Files as the language boundary
Stave does two things:
- Evaluates
ctrl.v1predicates with Google CEL, in-process, producing findings. - Projects observations + controls into a vendor-neutral fact base (the SIR), serialised in JSON / JSONL / SMT-LIB v2.
Everything else — Z3, cvc5, Yices, Soufflé, Clingo, Prolog, PySAT, the probabilistic risk model, the TLA+ Python BFS, the game-theory cost model, the compliance evidence translator — is an external program that reads one of those files. None of them is invoked by Stave. None of them invokes Stave. The on-disk file is the only thing they share.
This page explains why that's the right architecture for a multi-engine reasoning surface, what it costs, and where it breaks down.

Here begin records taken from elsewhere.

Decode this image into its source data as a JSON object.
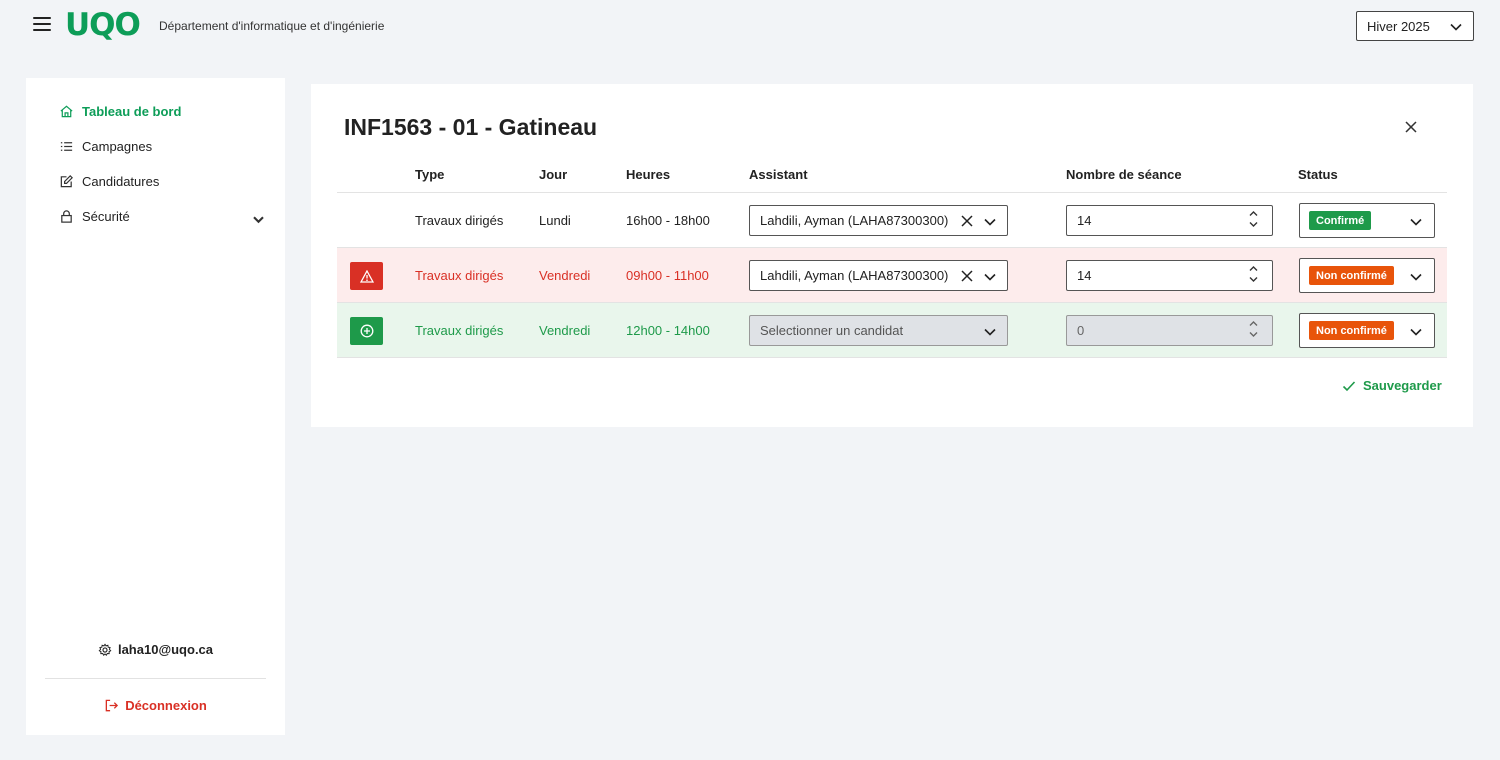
{
  "header": {
    "logo": "UQO",
    "department": "Département d'informatique et d'ingénierie",
    "term_select": "Hiver 2025"
  },
  "sidebar": {
    "items": [
      {
        "label": "Tableau de bord",
        "icon": "home-icon",
        "active": true
      },
      {
        "label": "Campagnes",
        "icon": "list-icon"
      },
      {
        "label": "Candidatures",
        "icon": "edit-icon"
      },
      {
        "label": "Sécurité",
        "icon": "lock-icon",
        "expandable": true
      }
    ],
    "user_email": "laha10@uqo.ca",
    "logout_label": "Déconnexion"
  },
  "panel": {
    "title": "INF1563 - 01 - Gatineau",
    "columns": [
      "Type",
      "Jour",
      "Heures",
      "Assistant",
      "Nombre de séance",
      "Status"
    ],
    "rows": [
      {
        "state": "normal",
        "type": "Travaux dirigés",
        "jour": "Lundi",
        "heures": "16h00 - 18h00",
        "assistant": "Lahdili, Ayman (LAHA87300300)",
        "seances": "14",
        "status": "Confirmé"
      },
      {
        "state": "warning",
        "icon": "warning-icon",
        "type": "Travaux dirigés",
        "jour": "Vendredi",
        "heures": "09h00 - 11h00",
        "assistant": "Lahdili, Ayman (LAHA87300300)",
        "seances": "14",
        "status": "Non confirmé"
      },
      {
        "state": "new",
        "icon": "add-circle-icon",
        "type": "Travaux dirigés",
        "jour": "Vendredi",
        "heures": "12h00 - 14h00",
        "assistant_placeholder": "Selectionner un candidat",
        "seances": "0",
        "status": "Non confirmé"
      }
    ],
    "save_label": "Sauvegarder"
  },
  "colors": {
    "brand_green": "#0d9d58",
    "success_green": "#1e9a4a",
    "error_red": "#d93025",
    "warning_orange": "#e8540a"
  }
}
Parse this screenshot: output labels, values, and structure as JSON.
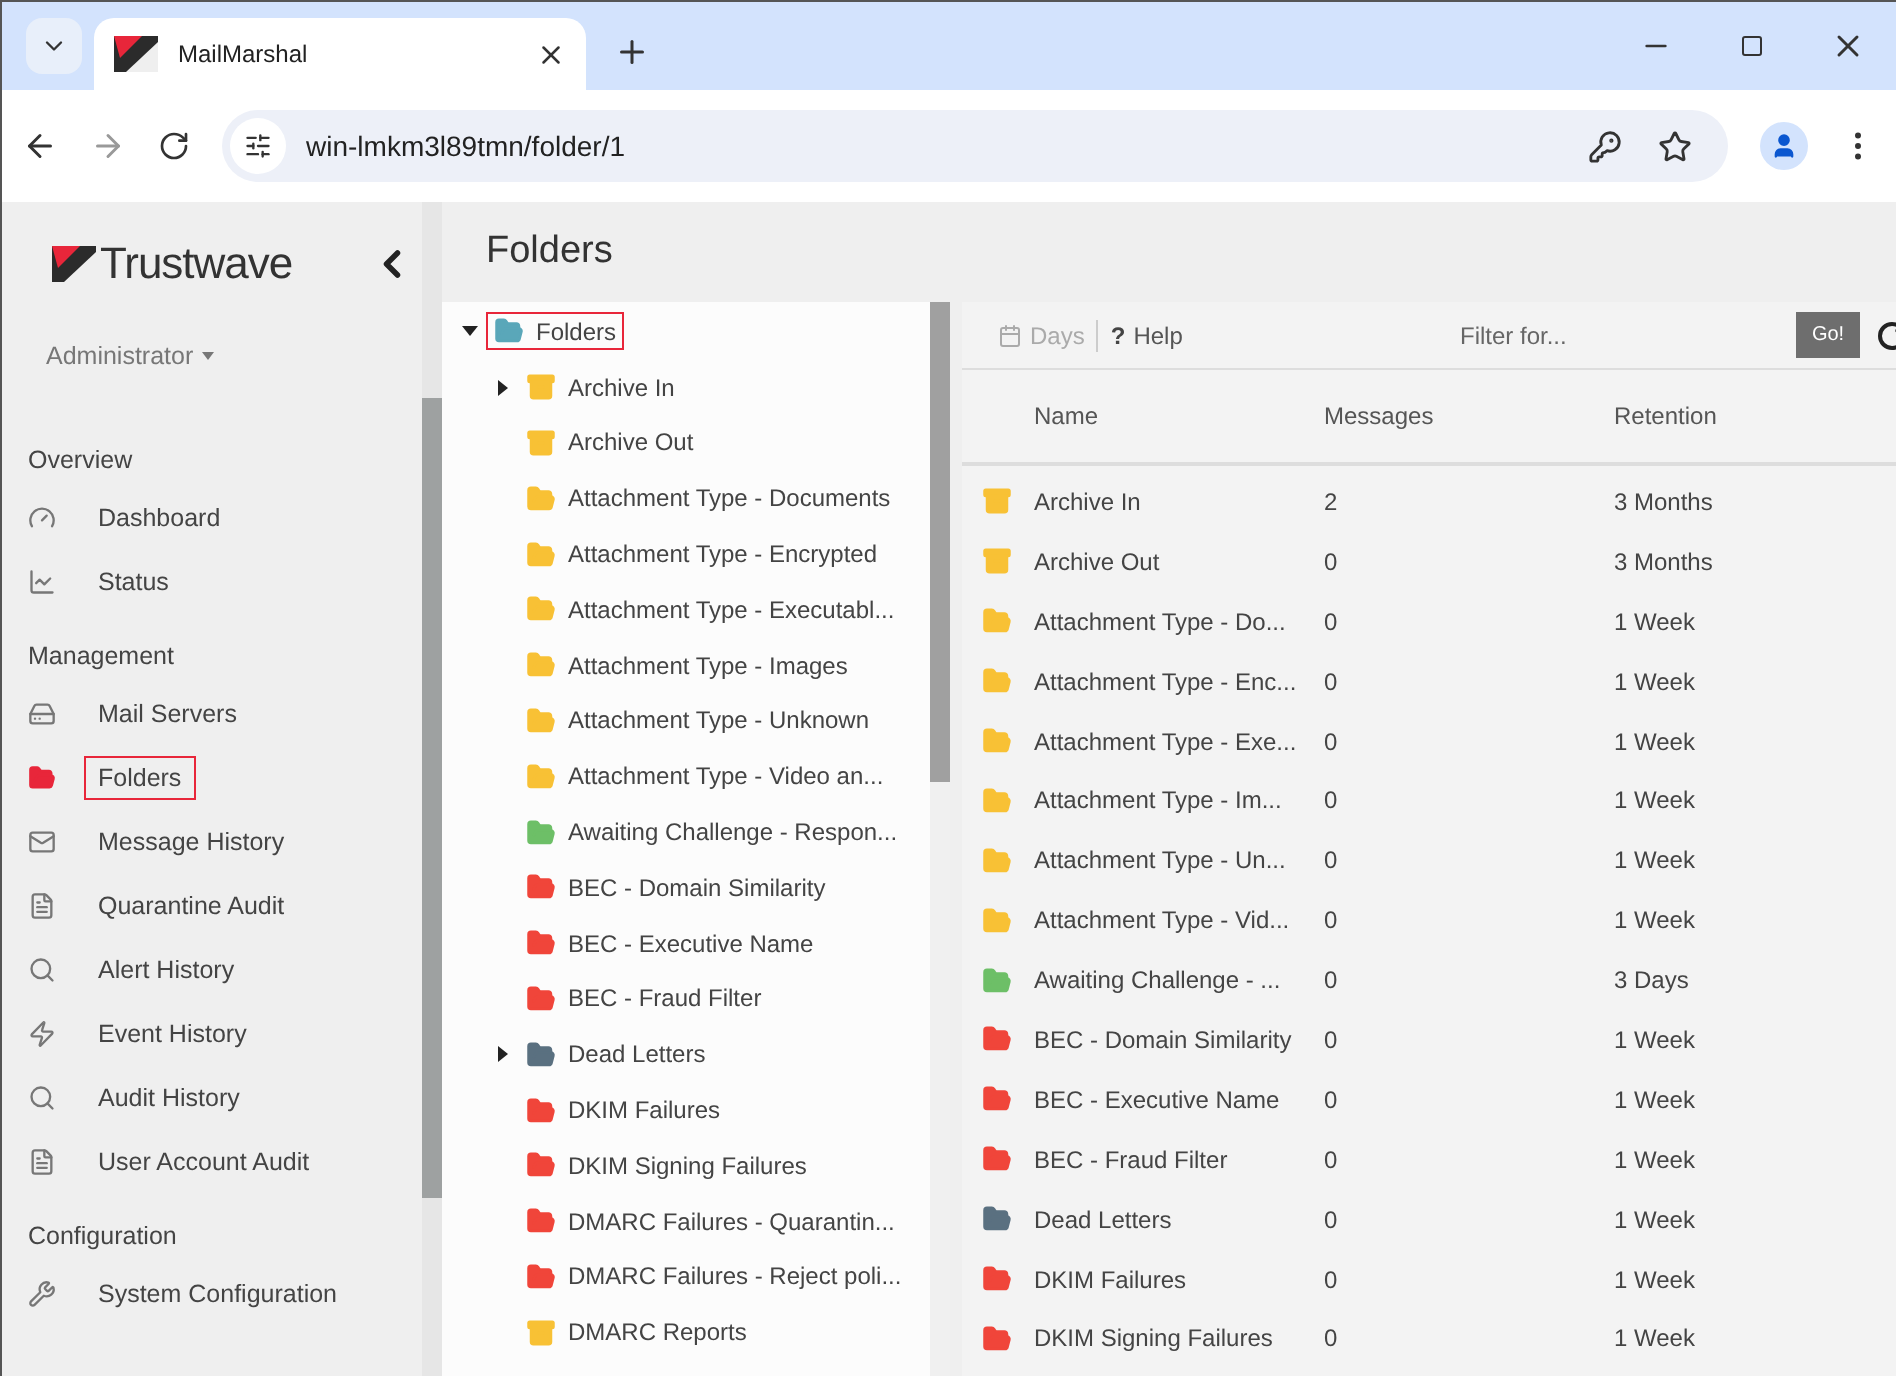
{
  "browser": {
    "tab_title": "MailMarshal",
    "url": "win-lmkm3l89tmn/folder/1"
  },
  "sidebar": {
    "logo": "Trustwave",
    "user": "Administrator",
    "sections": [
      {
        "title": "Overview",
        "items": [
          {
            "label": "Dashboard",
            "selected": false
          },
          {
            "label": "Status",
            "selected": false
          }
        ]
      },
      {
        "title": "Management",
        "items": [
          {
            "label": "Mail Servers",
            "selected": false
          },
          {
            "label": "Folders",
            "selected": true
          },
          {
            "label": "Message History",
            "selected": false
          },
          {
            "label": "Quarantine Audit",
            "selected": false
          },
          {
            "label": "Alert History",
            "selected": false
          },
          {
            "label": "Event History",
            "selected": false
          },
          {
            "label": "Audit History",
            "selected": false
          },
          {
            "label": "User Account Audit",
            "selected": false
          }
        ]
      },
      {
        "title": "Configuration",
        "items": [
          {
            "label": "System Configuration",
            "selected": false
          }
        ]
      }
    ]
  },
  "page_title": "Folders",
  "tree": {
    "label": "Folders",
    "selected": true,
    "expanded": true,
    "color": "#5aa7b9",
    "children": [
      {
        "label": "Archive In",
        "kind": "archive",
        "color": "#f8c135",
        "has_children": true
      },
      {
        "label": "Archive Out",
        "kind": "archive",
        "color": "#f8c135",
        "has_children": false
      },
      {
        "label": "Attachment Type - Documents",
        "kind": "folder",
        "color": "#f8c135",
        "has_children": false
      },
      {
        "label": "Attachment Type - Encrypted",
        "kind": "folder",
        "color": "#f8c135",
        "has_children": false
      },
      {
        "label": "Attachment Type - Executabl...",
        "kind": "folder",
        "color": "#f8c135",
        "has_children": false
      },
      {
        "label": "Attachment Type - Images",
        "kind": "folder",
        "color": "#f8c135",
        "has_children": false
      },
      {
        "label": "Attachment Type - Unknown",
        "kind": "folder",
        "color": "#f8c135",
        "has_children": false
      },
      {
        "label": "Attachment Type - Video an...",
        "kind": "folder",
        "color": "#f8c135",
        "has_children": false
      },
      {
        "label": "Awaiting Challenge - Respon...",
        "kind": "folder",
        "color": "#6dbf67",
        "has_children": false
      },
      {
        "label": "BEC - Domain Similarity",
        "kind": "folder",
        "color": "#f0453a",
        "has_children": false
      },
      {
        "label": "BEC - Executive Name",
        "kind": "folder",
        "color": "#f0453a",
        "has_children": false
      },
      {
        "label": "BEC - Fraud Filter",
        "kind": "folder",
        "color": "#f0453a",
        "has_children": false
      },
      {
        "label": "Dead Letters",
        "kind": "folder",
        "color": "#5a7080",
        "has_children": true
      },
      {
        "label": "DKIM Failures",
        "kind": "folder",
        "color": "#f0453a",
        "has_children": false
      },
      {
        "label": "DKIM Signing Failures",
        "kind": "folder",
        "color": "#f0453a",
        "has_children": false
      },
      {
        "label": "DMARC Failures - Quarantin...",
        "kind": "folder",
        "color": "#f0453a",
        "has_children": false
      },
      {
        "label": "DMARC Failures - Reject poli...",
        "kind": "folder",
        "color": "#f0453a",
        "has_children": false
      },
      {
        "label": "DMARC Reports",
        "kind": "archive",
        "color": "#f8c135",
        "has_children": false
      }
    ]
  },
  "toolbar": {
    "days": "Days",
    "days_disabled": true,
    "help_icon": "?",
    "help": "Help",
    "filter": {
      "placeholder": "Filter for..."
    },
    "go": "Go!"
  },
  "table": {
    "columns": [
      "Name",
      "Messages",
      "Retention"
    ],
    "rows": [
      {
        "kind": "archive",
        "color": "#f8c135",
        "name": "Archive In",
        "messages": "2",
        "retention": "3 Months"
      },
      {
        "kind": "archive",
        "color": "#f8c135",
        "name": "Archive Out",
        "messages": "0",
        "retention": "3 Months"
      },
      {
        "kind": "folder",
        "color": "#f8c135",
        "name": "Attachment Type - Do...",
        "messages": "0",
        "retention": "1 Week"
      },
      {
        "kind": "folder",
        "color": "#f8c135",
        "name": "Attachment Type - Enc...",
        "messages": "0",
        "retention": "1 Week"
      },
      {
        "kind": "folder",
        "color": "#f8c135",
        "name": "Attachment Type - Exe...",
        "messages": "0",
        "retention": "1 Week"
      },
      {
        "kind": "folder",
        "color": "#f8c135",
        "name": "Attachment Type - Im...",
        "messages": "0",
        "retention": "1 Week"
      },
      {
        "kind": "folder",
        "color": "#f8c135",
        "name": "Attachment Type - Un...",
        "messages": "0",
        "retention": "1 Week"
      },
      {
        "kind": "folder",
        "color": "#f8c135",
        "name": "Attachment Type - Vid...",
        "messages": "0",
        "retention": "1 Week"
      },
      {
        "kind": "folder",
        "color": "#6dbf67",
        "name": "Awaiting Challenge - ...",
        "messages": "0",
        "retention": "3 Days"
      },
      {
        "kind": "folder",
        "color": "#f0453a",
        "name": "BEC - Domain Similarity",
        "messages": "0",
        "retention": "1 Week"
      },
      {
        "kind": "folder",
        "color": "#f0453a",
        "name": "BEC - Executive Name",
        "messages": "0",
        "retention": "1 Week"
      },
      {
        "kind": "folder",
        "color": "#f0453a",
        "name": "BEC - Fraud Filter",
        "messages": "0",
        "retention": "1 Week"
      },
      {
        "kind": "folder",
        "color": "#5a7080",
        "name": "Dead Letters",
        "messages": "0",
        "retention": "1 Week"
      },
      {
        "kind": "folder",
        "color": "#f0453a",
        "name": "DKIM Failures",
        "messages": "0",
        "retention": "1 Week"
      },
      {
        "kind": "folder",
        "color": "#f0453a",
        "name": "DKIM Signing Failures",
        "messages": "0",
        "retention": "1 Week"
      }
    ]
  }
}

What "files as the boundary" means
Concretely, the architecture is:
observations/ + controls/
│
▼
┌─────────────┐
│ stave │ evaluator (CEL) ──▶ findings
│ │
│ │ exporter (SIR) ──▶ facts.jsonl
│ │ ──▶ facts.smt2
└─────────────┘
───────┐
▼
┌─────────┐ ┌─────────┐ ┌─────────┐ …
│ z3 │ │ souffle │ │ clingo │
└─────────┘ └─────────┘ └─────────┘
│ │ │
▼ ▼ ▼
verdict verdict verdict
Stave runs once, writes the fact files, exits. Then any number of engines run, independently, against those files. Same input, different reasoners, different verdicts.
Why files instead of subprocess calls
A naïve design would let stave apply shell out to Z3 when a
control needs SMT, to Soufflé when a control needs Datalog, etc.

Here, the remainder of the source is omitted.